Entró a la habitación jadeando.
—Avery…
—¿Qué pasó? ¡Dímelo antes de que llegue mi madre!
—El Archiduque… quiere forzarla. Mañana, después de la cena. Le dijo… le dijo que le recordaría a quién pertenece.
Avery se quedó en silencio un segundo. Solo un segundo. Y luego estalló.
—¡Maldito! ¡Maldito infeliz! —su grito fue contenido, un rugido contenido en su garganta. Apretó los puños hasta que sus nudillos se pusieron blancos.
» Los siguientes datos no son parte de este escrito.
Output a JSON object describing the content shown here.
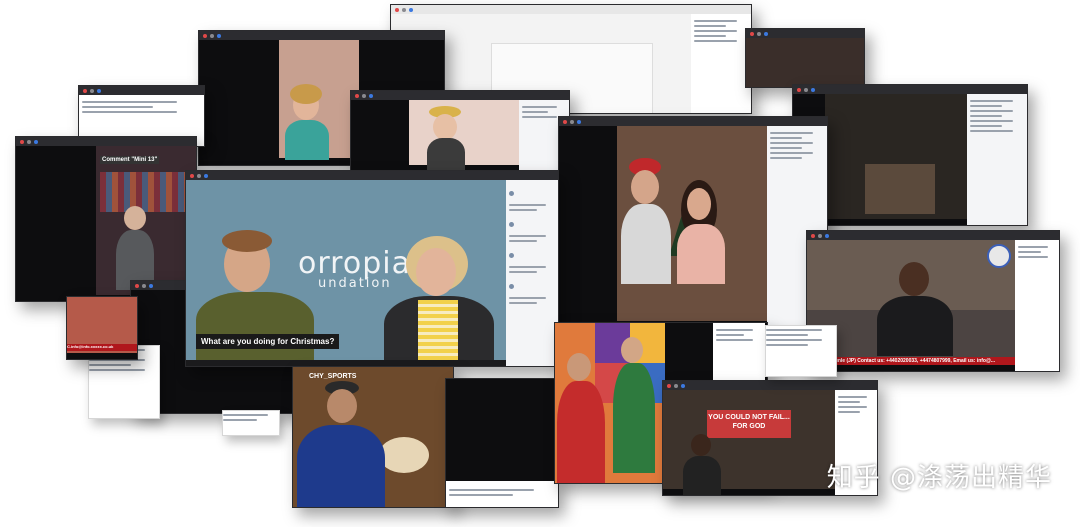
{
  "main_stream": {
    "logo_text": "orropia",
    "logo_sub": "undation",
    "caption": "What are you doing for Christmas?"
  },
  "left_stream": {
    "banner": "Comment \"Mini 13\""
  },
  "sports_stream": {
    "channel_tag": "CHY_SPORTS"
  },
  "church_stream": {
    "sign_text": "YOU COULD NOT FAIL... FOR GOD"
  },
  "pastor_stream": {
    "ticker": "Pastor Olakunle (JP) Contact us: +4402020033, +4474807999, Email us: info@..."
  },
  "tutorial_stream": {
    "ticker": "C.info@info.xxxxx.co.uk"
  },
  "watermark": "知乎 @涤荡出精华",
  "colors": {
    "teal_background": "#6e93a6",
    "ticker_red": "#b0171c",
    "accent_blue": "#3b79e0"
  }
}
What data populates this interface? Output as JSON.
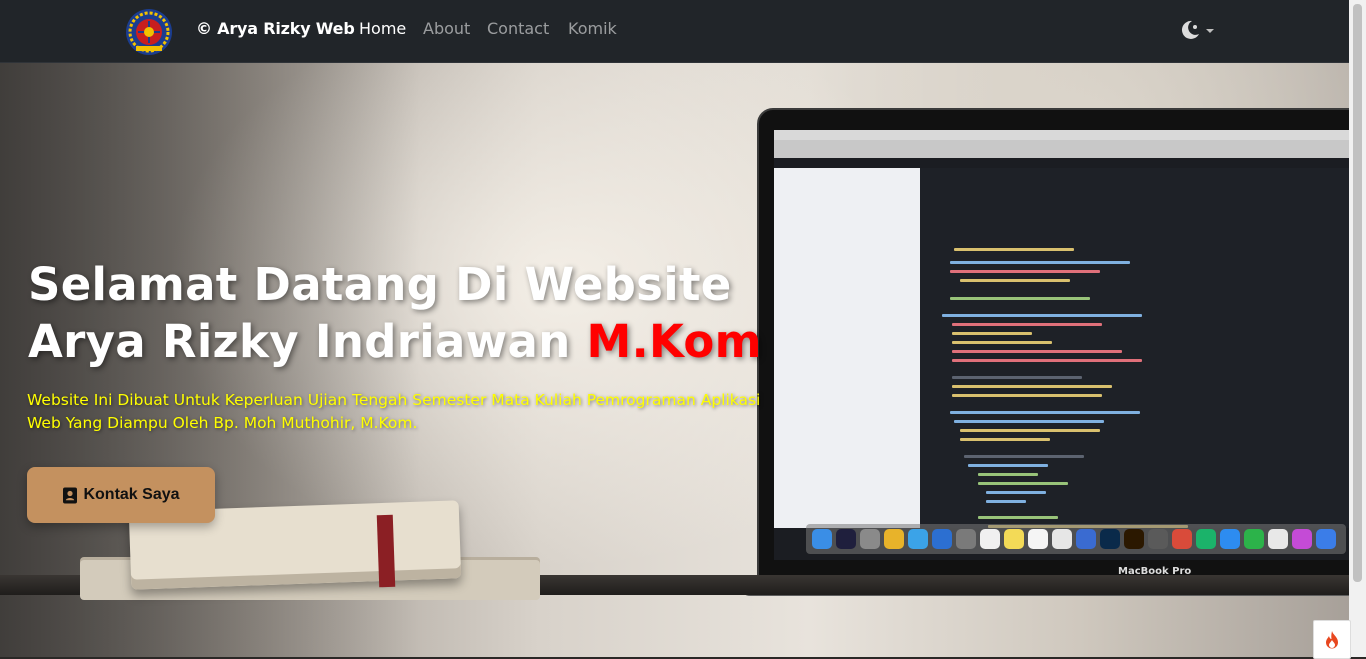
{
  "navbar": {
    "brand": "© Arya Rizky Web",
    "links": [
      {
        "label": "Home",
        "active": true
      },
      {
        "label": "About",
        "active": false
      },
      {
        "label": "Contact",
        "active": false
      },
      {
        "label": "Komik",
        "active": false
      }
    ],
    "theme_toggle_icon": "moon-sun-icon",
    "theme_toggle_caret": "caret-down-icon"
  },
  "hero": {
    "title_line1": "Selamat Datang Di Website",
    "title_line2": "Arya Rizky Indriawan",
    "title_accent": "M.Kom",
    "subtitle_line1": "Website Ini Dibuat Untuk Keperluan Ujian Tengah Semester Mata Kuliah Pemrograman Aplikasi",
    "subtitle_line2": "Web Yang Diampu Oleh Bp. Moh Muthohir, M.Kom.",
    "button_label": "Kontak Saya",
    "button_icon": "contact-book-icon",
    "laptop_label": "MacBook Pro"
  },
  "colors": {
    "navbar_bg": "#212529",
    "accent_red": "#ff0000",
    "subtitle_yellow": "#ffff00",
    "button_bg": "#c4915f"
  }
}
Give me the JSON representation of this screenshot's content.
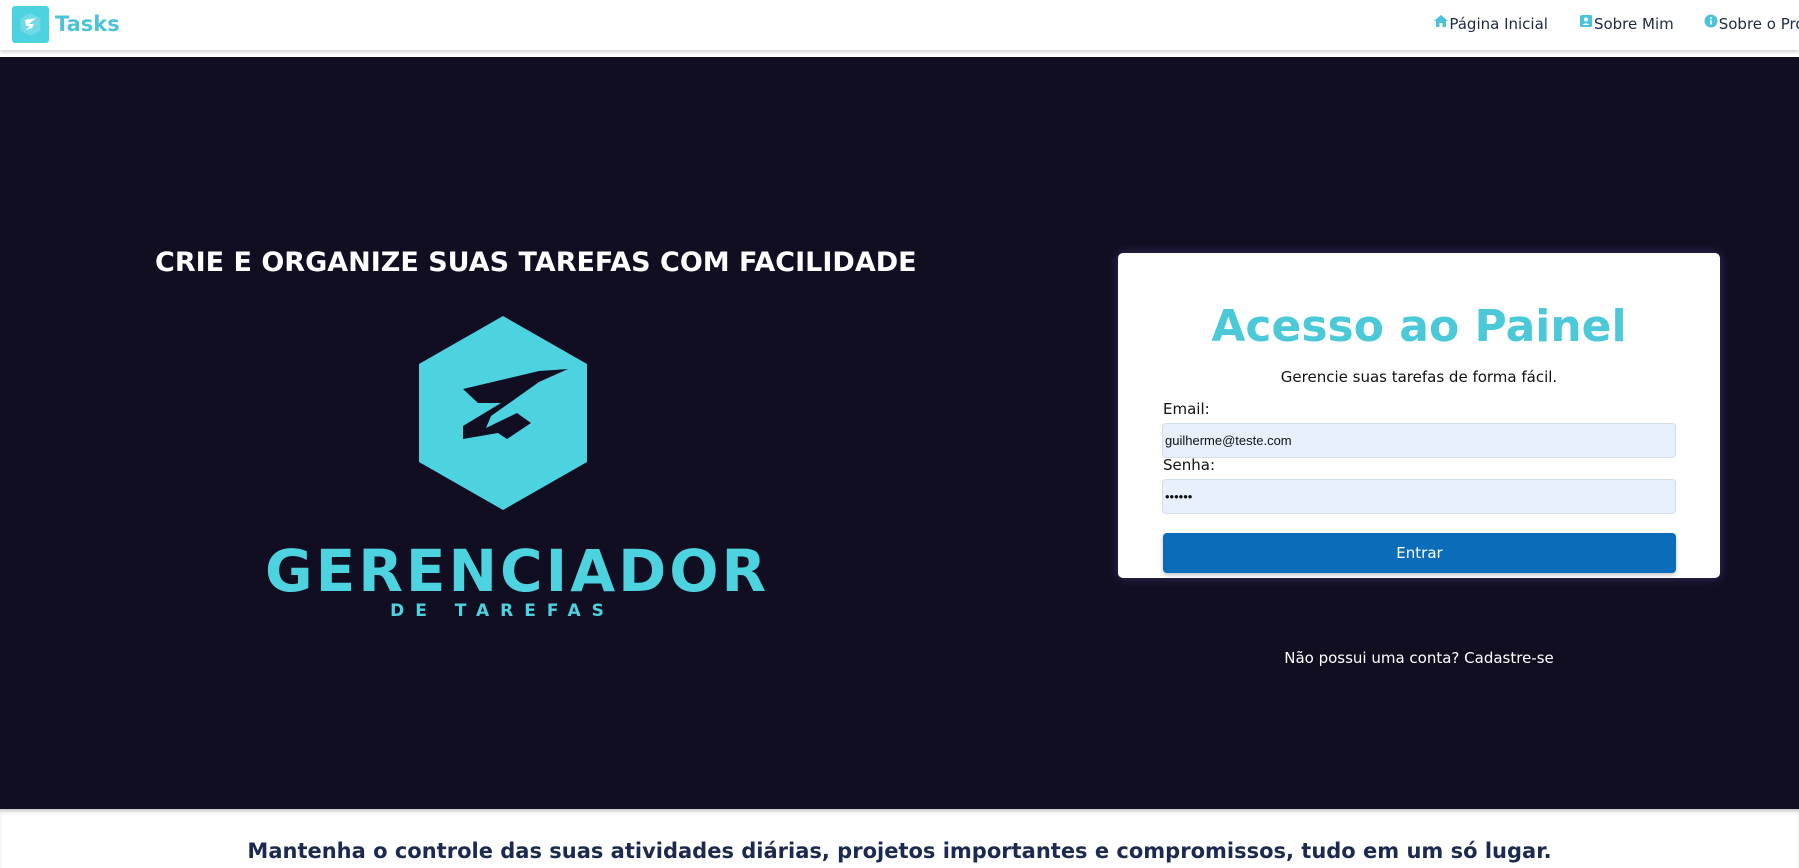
{
  "header": {
    "brand": "Tasks",
    "brand_icon": "z-hexagon-logo-icon",
    "nav": [
      {
        "label": "Página Inicial",
        "icon": "home-icon"
      },
      {
        "label": "Sobre Mim",
        "icon": "user-card-icon"
      },
      {
        "label": "Sobre o Projeto",
        "icon": "info-icon"
      }
    ]
  },
  "hero": {
    "title": "CRIE E ORGANIZE SUAS TAREFAS COM FACILIDADE",
    "logo_word": "GERENCIADOR",
    "logo_sub": "DE TAREFAS"
  },
  "login": {
    "title": "Acesso ao Painel",
    "subtitle": "Gerencie suas tarefas de forma fácil.",
    "email_label": "Email:",
    "email_value": "guilherme@teste.com",
    "password_label": "Senha:",
    "password_value": "123456",
    "submit_label": "Entrar",
    "signup_link": "Não possui uma conta? Cadastre-se"
  },
  "footer": {
    "tagline": "Mantenha o controle das suas atividades diárias, projetos importantes e compromissos, tudo em um só lugar."
  },
  "colors": {
    "accent": "#4dd2e0",
    "hero_bg": "#120e22",
    "button": "#0b6db9",
    "nav_text": "#1e2a44"
  }
}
—Fania, mañana temprano iremos a la ciudad.
—¿A la ciudad?
—Me llevarás con las cariñosas.
—¿Cariñosas…?
—Mujeres que ofrecen su cuerpo por dinero. La profesión más antigua del mundo.
—Pero, ¿Para que las necesita?
Avery la miró con los ojos encendidos.
—Mañana lo verás, Fania. Mañana sabrás qué tan lejos estoy dispuesta a llegar para proteger a mi madre.